La version « sportive » 200-F ici présentée en cabriolet (existait aussi en coupé)

Cette même année, Gabriel Voisin tenta, en France, de relancer son Biscooter et présenta une nouvelle version, mais cette fois-ci dotée de 4 place : le C31. Succès d’estime, encore et toujours, mais aucun industriel n’osa se lancer en France malgré l’expérience a priori réussie en Espagne. Dommage car dans les années 60 allait se développer un nouveau marché en France : celui de la voiturette sans-permis dont Voisin aurait pu être le précurseur et pourquoi pas le leader.

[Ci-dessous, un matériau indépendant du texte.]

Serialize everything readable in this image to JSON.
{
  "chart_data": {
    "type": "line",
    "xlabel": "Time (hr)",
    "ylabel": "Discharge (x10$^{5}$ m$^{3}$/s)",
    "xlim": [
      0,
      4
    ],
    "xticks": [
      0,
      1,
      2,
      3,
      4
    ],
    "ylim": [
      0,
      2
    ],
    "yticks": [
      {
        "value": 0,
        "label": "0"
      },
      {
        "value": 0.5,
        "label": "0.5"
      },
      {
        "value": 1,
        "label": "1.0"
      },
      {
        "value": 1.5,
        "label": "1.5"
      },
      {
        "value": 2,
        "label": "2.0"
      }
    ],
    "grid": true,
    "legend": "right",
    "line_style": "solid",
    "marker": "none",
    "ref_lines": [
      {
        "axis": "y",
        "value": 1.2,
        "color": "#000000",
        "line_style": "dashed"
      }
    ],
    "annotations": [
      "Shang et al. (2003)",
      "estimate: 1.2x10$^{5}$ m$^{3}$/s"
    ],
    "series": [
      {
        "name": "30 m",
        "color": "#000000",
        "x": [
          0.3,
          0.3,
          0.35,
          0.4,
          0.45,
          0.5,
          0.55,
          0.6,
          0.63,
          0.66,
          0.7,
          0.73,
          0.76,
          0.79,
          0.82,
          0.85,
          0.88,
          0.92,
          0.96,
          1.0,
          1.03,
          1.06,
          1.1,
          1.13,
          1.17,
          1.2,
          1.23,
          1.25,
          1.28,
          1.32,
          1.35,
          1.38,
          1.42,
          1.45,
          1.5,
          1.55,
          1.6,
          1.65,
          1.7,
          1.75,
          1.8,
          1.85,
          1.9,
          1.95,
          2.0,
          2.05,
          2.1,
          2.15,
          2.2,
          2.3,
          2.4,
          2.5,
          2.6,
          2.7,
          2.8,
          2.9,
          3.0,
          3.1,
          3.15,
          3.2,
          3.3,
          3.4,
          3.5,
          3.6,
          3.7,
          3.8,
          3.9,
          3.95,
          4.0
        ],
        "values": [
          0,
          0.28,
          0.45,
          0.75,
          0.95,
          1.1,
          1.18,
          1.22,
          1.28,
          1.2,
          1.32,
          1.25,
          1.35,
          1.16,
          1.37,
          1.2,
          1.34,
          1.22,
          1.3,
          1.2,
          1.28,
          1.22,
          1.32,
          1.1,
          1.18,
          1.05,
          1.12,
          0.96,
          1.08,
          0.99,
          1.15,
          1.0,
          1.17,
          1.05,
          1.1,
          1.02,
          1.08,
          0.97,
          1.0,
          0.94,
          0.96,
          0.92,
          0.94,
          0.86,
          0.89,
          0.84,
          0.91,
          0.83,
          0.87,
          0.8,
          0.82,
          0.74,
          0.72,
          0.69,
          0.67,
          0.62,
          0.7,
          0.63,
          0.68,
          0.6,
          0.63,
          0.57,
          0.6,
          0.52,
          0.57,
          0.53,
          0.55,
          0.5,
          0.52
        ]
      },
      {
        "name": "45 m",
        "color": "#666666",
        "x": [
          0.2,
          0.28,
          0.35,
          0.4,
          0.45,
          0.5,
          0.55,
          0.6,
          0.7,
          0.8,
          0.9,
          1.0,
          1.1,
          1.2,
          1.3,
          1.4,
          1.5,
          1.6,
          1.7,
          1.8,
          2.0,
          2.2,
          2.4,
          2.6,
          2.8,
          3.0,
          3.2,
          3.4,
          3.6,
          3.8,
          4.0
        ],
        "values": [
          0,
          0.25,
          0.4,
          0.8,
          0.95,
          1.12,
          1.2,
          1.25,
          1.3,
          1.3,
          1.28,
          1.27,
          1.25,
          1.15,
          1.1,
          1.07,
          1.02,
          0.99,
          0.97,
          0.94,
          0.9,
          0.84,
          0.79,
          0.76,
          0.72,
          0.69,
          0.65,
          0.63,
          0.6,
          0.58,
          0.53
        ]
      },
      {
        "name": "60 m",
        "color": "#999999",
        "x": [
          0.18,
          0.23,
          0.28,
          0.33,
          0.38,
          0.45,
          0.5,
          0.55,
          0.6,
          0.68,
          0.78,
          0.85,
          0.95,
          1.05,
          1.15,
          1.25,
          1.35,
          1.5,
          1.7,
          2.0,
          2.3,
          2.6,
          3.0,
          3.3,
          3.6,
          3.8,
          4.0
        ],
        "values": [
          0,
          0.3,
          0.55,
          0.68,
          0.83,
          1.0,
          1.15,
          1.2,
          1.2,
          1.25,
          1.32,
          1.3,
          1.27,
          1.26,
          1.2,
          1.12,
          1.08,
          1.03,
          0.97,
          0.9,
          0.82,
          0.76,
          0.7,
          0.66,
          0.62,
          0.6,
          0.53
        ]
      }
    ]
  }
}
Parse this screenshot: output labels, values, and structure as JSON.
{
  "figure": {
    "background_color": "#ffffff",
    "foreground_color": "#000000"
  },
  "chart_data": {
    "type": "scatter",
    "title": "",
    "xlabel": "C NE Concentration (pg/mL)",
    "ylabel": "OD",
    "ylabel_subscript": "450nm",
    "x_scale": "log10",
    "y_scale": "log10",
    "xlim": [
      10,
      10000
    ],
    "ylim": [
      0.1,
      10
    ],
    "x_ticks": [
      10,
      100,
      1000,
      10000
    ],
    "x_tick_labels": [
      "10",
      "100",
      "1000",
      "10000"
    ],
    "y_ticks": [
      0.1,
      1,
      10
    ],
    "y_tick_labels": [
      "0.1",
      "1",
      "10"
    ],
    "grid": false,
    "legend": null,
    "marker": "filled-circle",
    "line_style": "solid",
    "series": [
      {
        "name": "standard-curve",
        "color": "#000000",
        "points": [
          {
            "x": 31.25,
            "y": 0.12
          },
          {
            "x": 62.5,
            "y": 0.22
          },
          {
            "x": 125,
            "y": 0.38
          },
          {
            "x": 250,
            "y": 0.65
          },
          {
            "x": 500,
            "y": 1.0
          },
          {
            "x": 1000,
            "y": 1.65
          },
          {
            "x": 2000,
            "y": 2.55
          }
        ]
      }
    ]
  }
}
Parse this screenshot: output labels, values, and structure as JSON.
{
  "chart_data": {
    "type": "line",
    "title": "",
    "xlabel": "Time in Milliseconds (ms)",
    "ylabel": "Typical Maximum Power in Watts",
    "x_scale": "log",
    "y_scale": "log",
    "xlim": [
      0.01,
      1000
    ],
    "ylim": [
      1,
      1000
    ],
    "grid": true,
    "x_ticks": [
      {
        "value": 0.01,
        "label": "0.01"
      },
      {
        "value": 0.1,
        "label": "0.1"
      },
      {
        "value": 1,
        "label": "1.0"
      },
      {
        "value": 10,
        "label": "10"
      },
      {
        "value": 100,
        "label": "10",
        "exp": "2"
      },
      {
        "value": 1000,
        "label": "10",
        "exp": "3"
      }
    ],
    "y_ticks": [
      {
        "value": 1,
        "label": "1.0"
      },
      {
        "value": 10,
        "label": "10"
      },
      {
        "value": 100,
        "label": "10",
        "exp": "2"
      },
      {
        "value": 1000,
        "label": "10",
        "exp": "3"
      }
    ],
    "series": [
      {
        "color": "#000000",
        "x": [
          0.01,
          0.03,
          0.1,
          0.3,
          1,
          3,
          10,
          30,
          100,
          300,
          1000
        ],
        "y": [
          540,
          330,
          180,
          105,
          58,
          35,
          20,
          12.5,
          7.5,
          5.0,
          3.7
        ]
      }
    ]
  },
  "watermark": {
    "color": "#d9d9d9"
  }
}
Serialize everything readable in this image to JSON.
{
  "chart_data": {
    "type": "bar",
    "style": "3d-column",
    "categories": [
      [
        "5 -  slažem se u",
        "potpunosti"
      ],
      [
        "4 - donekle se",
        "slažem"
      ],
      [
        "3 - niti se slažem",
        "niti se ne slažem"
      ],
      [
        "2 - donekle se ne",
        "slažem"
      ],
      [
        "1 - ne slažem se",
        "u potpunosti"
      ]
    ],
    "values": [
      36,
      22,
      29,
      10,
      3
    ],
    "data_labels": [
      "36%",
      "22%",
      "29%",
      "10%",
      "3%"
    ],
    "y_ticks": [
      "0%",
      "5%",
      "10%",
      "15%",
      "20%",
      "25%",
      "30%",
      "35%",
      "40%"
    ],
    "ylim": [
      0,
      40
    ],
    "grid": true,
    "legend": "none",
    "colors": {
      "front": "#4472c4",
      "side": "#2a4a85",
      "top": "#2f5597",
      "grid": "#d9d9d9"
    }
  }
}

Voisin C31 Biscooter, la dernière tentative de vendre le projet en France en 1957

Mais revenons en Espagne, en 1957 justement. Depuis 1953, Autonacional connaissait un certain succès même si l’entreprise restait relativement artisanal. Mais lorsque Seat (qui commercialisait depuis 1953 la 1400, une « grosse voiture » en comparaison du Biscuter) lançait sa petite 600 en août 57, ce fut le début de la fin. Certes la 600 coûtait près de 60 000 pesetas, mais elle offrait 4 places et des performances sans comparaison possible. En outre, le niveau de vie des espagnols avait bien grimpé (sans atteindre la richesse, hein!) et ceux-ci pouvaient désormais rêver à une vraie voiture.

C’est dans ces conditions qu’Autonacional tenta de diversifier sa gamme vers les utilitaires (200-C) ou le loisir (200-F) : malgré ces tentatives désespérées, la petite marque ne survivra pas au delà de l’année 1960, fermant ses portes après 12 à 15 000 exemplaires produits. Cela pourrait paraître peu, mais ce fut suffisant pour marquer durablement la mémoire collective espagnole, et aujourd’hui, le Biscuter est un objet de collection prisé, à tel point qu’il coûte assez cher. Mais malgré ça, le ticket d’entrée reste faible pour une Voisin, en comparaison des prix des automobiles Avions Voisin d’avant-guerre.